About this disease
What it is about
Anal cancer occurs at the extreme end of the rectum. Risk factors include certain types of human papillomavirus (HPV), which are herpes viruses, as well as chronic infections and a weakened immune system. Women are affected far more frequently than men.
Anal carcinomas are squamous cell carcinomas that arise in the anal canal or at the anal margin. Less frequently, adenocarcinomas also occur in this area, as is typical in rectal cancer located higher up. However, much more important than the type of tumor is the localization, the depth of ingrowth into the sphincter and surrounding structures.
Symptoms and consequences
Anal carcinomas are often manifested by bleeding or itchy changes in the anal canal.

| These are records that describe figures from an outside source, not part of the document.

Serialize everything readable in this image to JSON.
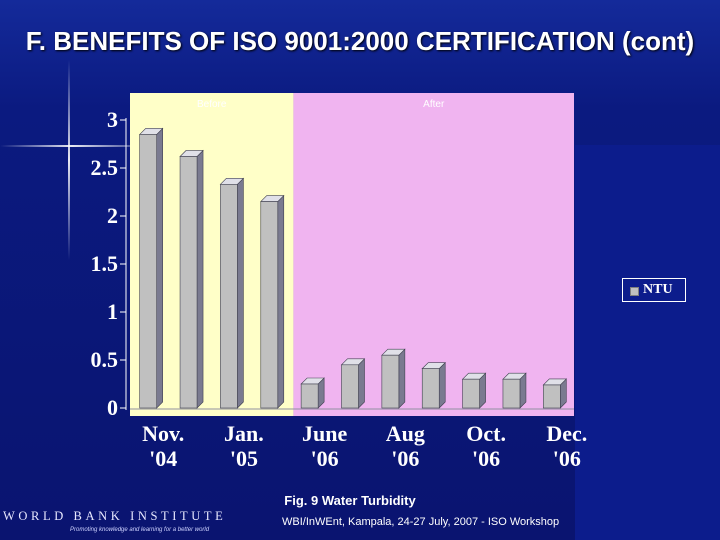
{
  "slide": {
    "title": "F. BENEFITS OF ISO 9001:2000 CERTIFICATION (cont)",
    "caption": "Fig. 9 Water Turbidity",
    "footer": "WBI/InWEnt, Kampala,  24-27 July, 2007 - ISO Workshop",
    "logo_text": "WORLD BANK INSTITUTE",
    "logo_tagline": "Promoting knowledge and learning for a better world"
  },
  "colors": {
    "background": "#0a1470",
    "before_region": "#ffffc8",
    "after_region": "#f0b4f0",
    "bar_face": "#c0c0c0",
    "bar_side": "#7a7a90",
    "bar_top": "#e0e0e8"
  },
  "chart_data": {
    "type": "bar",
    "categories": [
      "Nov. '04",
      "",
      "Jan. '05",
      "",
      "June '06",
      "",
      "Aug '06",
      "",
      "Oct. '06",
      "",
      "Dec. '06"
    ],
    "category_labels": [
      {
        "line1": "Nov.",
        "line2": "'04"
      },
      {
        "line1": "Jan.",
        "line2": "'05"
      },
      {
        "line1": "June",
        "line2": "'06"
      },
      {
        "line1": "Aug",
        "line2": "'06"
      },
      {
        "line1": "Oct.",
        "line2": "'06"
      },
      {
        "line1": "Dec.",
        "line2": "'06"
      }
    ],
    "bar_count": 11,
    "series": [
      {
        "name": "NTU",
        "values": [
          2.85,
          2.62,
          2.33,
          2.15,
          0.25,
          0.45,
          0.55,
          0.41,
          0.3,
          0.3,
          0.24
        ]
      }
    ],
    "regions": [
      {
        "label": "Before",
        "from_bar": 0,
        "to_bar": 3
      },
      {
        "label": "After",
        "from_bar": 4,
        "to_bar": 10
      }
    ],
    "ylim": [
      0,
      3
    ],
    "yticks": [
      "0",
      "0.5",
      "1",
      "1.5",
      "2",
      "2.5",
      "3"
    ],
    "ytick_values": [
      0,
      0.5,
      1,
      1.5,
      2,
      2.5,
      3
    ],
    "legend_position": "right",
    "grid": false
  }
}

They become noticeable through blood on the toilet paper, skin changes in the anal canal or on the anal verge that no longer heal, and disturbances of the sphincter muscle with involuntary defecation.
What we do for you
Examination and diagnosis
It is generally advisable to first rule out sexually transmitted diseases. The diagnosis of anal cancer is then usually made by the gastroenterologist. With the help of a tissue sample, it can be determined whether it is actually cancer. The extent of the tumor is particularly important for treatment planning. For this purpose, a computed tomography (CT or PET-CT) scan and a magnetic resonance imaging (MRI) scan are performed. They are also used to find out whether the cancer has already spread and metastases are present elsewhere in the body.
If the cancer is limited to the anal canal and the local lymph nodes, there is a possibility of a cure. In this case, combined radio-chemotherapy or a combination of radiation and drug treatment may be considered. In this way, surgery can be bypassed and the function of the sphincter preserved. For anal carcinomas that have already spread and metastasized, no cure is possible. However, to delay further progression of the disease, chemotherapy or subsequent immunotherapy can be used.